It happens with no warning.
It’s the clap of thunder and the bolt of lightning that knocks you flat on the golf course after your third birdie in a row. You never saw it coming.
It’s the driver that ignores the stop sign and T-bones you in the intersection on the sunny day with the blue, blue sky and your favorite song on the radio. You never saw it coming.
It’s the snake that you walk past never knowing it’s there that reaches out and buries its fangs in the soft part of the calf of your bare leg above your leather boots. You never saw it coming.
It’s the phone call at 5:30 on Friday evening from a distraught doctor who says: “I hate to do this by phone but I didn’t want to leave you hanging all weekend. The biopsy results are back. It’s cancer.” You never saw it coming.
We’re pretty good at guarding against the things we expect to happen. Door locks keep our possessions safe, turn signals protect our back bumpers, coats, hats and boots help us avoid colds and we never, never, never pet an unfamiliar dog.
We tell our kids to look both ways before crossing the street, eat the vegetables, fasten the seatbelts and never, never, never talk to strangers.
And yet…the unexpected event happens, the thing we never saw coming, never prepared for and suddenly we are reminded how fragile we are, how easily we can be broken.
This week we once again remembered how lives and the very heart of a nation can be stopped in an instant. Seventeen years later, the words “Let’s roll,” and the iconic date numbers 9/11 still ring loud in our ears and wrap around our hearts and minds.
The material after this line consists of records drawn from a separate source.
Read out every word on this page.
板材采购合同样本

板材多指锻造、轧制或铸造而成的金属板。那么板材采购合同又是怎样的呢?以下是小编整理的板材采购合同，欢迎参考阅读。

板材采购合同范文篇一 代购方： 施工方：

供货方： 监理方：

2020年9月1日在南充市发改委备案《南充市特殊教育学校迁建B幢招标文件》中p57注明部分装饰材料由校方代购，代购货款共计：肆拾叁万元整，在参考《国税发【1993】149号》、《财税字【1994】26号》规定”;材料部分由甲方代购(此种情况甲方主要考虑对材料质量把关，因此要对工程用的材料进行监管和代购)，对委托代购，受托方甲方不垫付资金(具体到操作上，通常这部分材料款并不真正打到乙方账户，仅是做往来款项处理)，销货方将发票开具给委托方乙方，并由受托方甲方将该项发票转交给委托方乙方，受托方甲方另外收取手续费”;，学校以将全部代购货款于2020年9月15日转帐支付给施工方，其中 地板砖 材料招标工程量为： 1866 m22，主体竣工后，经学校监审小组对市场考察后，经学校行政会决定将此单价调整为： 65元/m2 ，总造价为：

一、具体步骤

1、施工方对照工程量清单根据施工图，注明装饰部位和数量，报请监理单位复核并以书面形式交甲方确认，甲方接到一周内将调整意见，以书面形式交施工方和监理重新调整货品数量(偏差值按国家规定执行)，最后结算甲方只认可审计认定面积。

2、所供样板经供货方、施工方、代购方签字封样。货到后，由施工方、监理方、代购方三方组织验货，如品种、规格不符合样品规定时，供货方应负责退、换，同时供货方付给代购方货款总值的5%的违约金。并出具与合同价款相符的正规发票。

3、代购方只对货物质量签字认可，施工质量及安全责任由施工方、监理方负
There is a new generation now, children who have not known the parents, aunts, uncles, grandparents that they never had because of that sunny, September day that will now be known forever as 9/11. I sometimes wonder if that particular day was chosen because of the irony of the numbers, the three numbers we are to call when tragedy erupts, “911 – please help.”
Those of us who watched from a distance as that day unfolded will, indeed, never forget. We will remember how fragile we felt and yet how strong we were and how we knew beyond a doubt that we were one nation who did not crumble, but stood up.
That day we felt like individuals who had been knocked down, but collectively we rose to the occasion. From the fire and police personnel who pounded up those hundreds of stairs, to the passengers who did what they knew they must and fought back, to the nation who came together to wrap the victims in their arms, we stood back up…together.
We should never forget what we can do together…I just wish it hadn’t taken 9/11 to be a marker to remind us of that every year. Since it did, I wish we could keep remembering not just on that day, but every day, what a country can do if it works together.